Patients with lamina cribrosa defects were also found to have lower vessel
density in the peripapillary region. Patients with uncontrolled IOP also have
significant reduction in ONH and peripapillary VD. Studies have also reported a
decrease in vessel density to be strongly associated with severity of VF
damage. The VD reduction in the optic disc was also found to be closely related
to ganglion cell complex thickness.
Artifacts with OCTA
1. Weak OCT signal= OCT signals
can be reduced globally due to media opacities, pupil vignetting and defocusing
of the light beam. OCT signal can also be lost below large caliber vessels or
hyper-reflective retinal lesions.
2. Motion artifacts= Bulk tissue
and saccadic eye movements can produce noise and motion artifacts. In order to overcome
these artifacts motion-correction-technology and eye-tracking have been used to
overcome motion artifacts. However, OCT-A can still show residual defects such
as motion lines, vessel duplication or vessel discontinuity. More advanced
processing algorithms are required to eliminate these artifacts from OCT-A.

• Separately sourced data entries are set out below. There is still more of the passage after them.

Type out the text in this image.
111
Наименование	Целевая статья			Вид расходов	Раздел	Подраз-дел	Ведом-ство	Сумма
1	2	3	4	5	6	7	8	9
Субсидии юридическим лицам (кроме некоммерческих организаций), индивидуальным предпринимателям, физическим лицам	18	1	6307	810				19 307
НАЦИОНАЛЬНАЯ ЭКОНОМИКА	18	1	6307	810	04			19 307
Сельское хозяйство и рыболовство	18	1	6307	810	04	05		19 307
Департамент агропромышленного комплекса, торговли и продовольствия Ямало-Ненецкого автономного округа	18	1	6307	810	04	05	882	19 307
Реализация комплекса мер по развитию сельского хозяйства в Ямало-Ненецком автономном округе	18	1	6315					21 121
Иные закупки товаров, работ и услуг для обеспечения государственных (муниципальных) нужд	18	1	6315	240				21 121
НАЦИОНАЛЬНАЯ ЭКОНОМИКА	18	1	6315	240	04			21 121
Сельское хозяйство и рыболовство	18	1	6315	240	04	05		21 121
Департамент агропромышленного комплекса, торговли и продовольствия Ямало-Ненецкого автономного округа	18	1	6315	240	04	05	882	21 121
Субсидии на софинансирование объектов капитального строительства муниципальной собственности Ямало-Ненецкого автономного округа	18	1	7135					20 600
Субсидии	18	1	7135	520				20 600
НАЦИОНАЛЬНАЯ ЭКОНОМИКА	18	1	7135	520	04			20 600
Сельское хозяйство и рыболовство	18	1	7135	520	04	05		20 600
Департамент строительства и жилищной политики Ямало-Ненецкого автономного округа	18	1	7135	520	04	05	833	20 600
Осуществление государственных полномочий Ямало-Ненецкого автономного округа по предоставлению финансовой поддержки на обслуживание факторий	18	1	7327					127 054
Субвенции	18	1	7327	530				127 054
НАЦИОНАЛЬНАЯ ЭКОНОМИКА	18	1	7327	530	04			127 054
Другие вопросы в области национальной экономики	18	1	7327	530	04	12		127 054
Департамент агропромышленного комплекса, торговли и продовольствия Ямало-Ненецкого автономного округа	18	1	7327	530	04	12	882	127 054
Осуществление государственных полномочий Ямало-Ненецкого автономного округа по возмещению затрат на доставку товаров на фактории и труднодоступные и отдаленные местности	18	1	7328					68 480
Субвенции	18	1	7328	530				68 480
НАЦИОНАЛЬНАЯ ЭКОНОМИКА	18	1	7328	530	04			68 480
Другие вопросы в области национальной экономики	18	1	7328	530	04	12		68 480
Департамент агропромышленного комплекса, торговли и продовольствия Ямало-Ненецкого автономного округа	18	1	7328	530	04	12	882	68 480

3. Projection artifacts= When RBCs
flow in superficial vessels they cast time-varying shadows on the deeper
retinal layers. These flow projection artifacts lead to duplication of the
superficial vascular pattern on deeper microcirculation, as well as the
normally avascular outer retinal slab. OCT-A projection artifacts can lead to
inaccurate measurement of flow index and vessel density of deeper retinal
vasculature.
In order to overcome these
artifacts the superficial flow signal can be subtracted from the deeper en face angiograms, known as
“slab-subtraction” method. However, this process can disrupt the continuity of
vessels in the deeper vascular plexuses and potentially underestimate their
vessel density.
The newer “projection-resolved”
OCT-A suppresses the projected flow signal while preserving the natural
continuity of ocular microvasculature, allowing improved visualization and
quantification of different retinal vascular layers in normal and diseased
eyes.
Advantage of OCT-A
An advantage of OCT-A is that both
perfusion and corresponding structural information (en face OCT) of the different retinal layers are imaged and
measured respectively, on the same image. Thus, the combined analysis of the
images and measurements is useful in finding conformity between a structural
abnormality and its perfusion. The diagnostic accuracy of peripapillary and
whole-image angio-flow density for separation of glaucoma eyes from normal eyes
is similar to that of the RNFLT. The perfusion and peripapillary OCT-A sectors
show strong relationship with the sensitivity and defect values of the
spatially corresponding VF areas. Patients with uncontrolled IOP were found to
have significant reduction in ONH and peripapillary VD. Hollo has reported that
IOP reduction to atleast 50% of the pre-treatment value and below 18 mmHg
causes a significant increase in the peripapillary angioflow density.
Disadvantage of OCT-A
A disadvantage of OCT-A is the
small field of view, which restricts its image acquisition to the posterior
pole. It needs to be highlighted that lack of perfusion on OCTA does not
necessarily mean missing or obstructed vessels or lack of capillary perfusion;
in contrast, it simply means that at the time of image acquisition, no moving
RBCs were present in the location of the low perfusion or non-perfusion OCT-A
areas. OCT-A of the ONH is available with most machines; however, the presence
of large vessels and the variability and complexity of the 3D structure of the
disc makes it difficult to interpret the measurement results.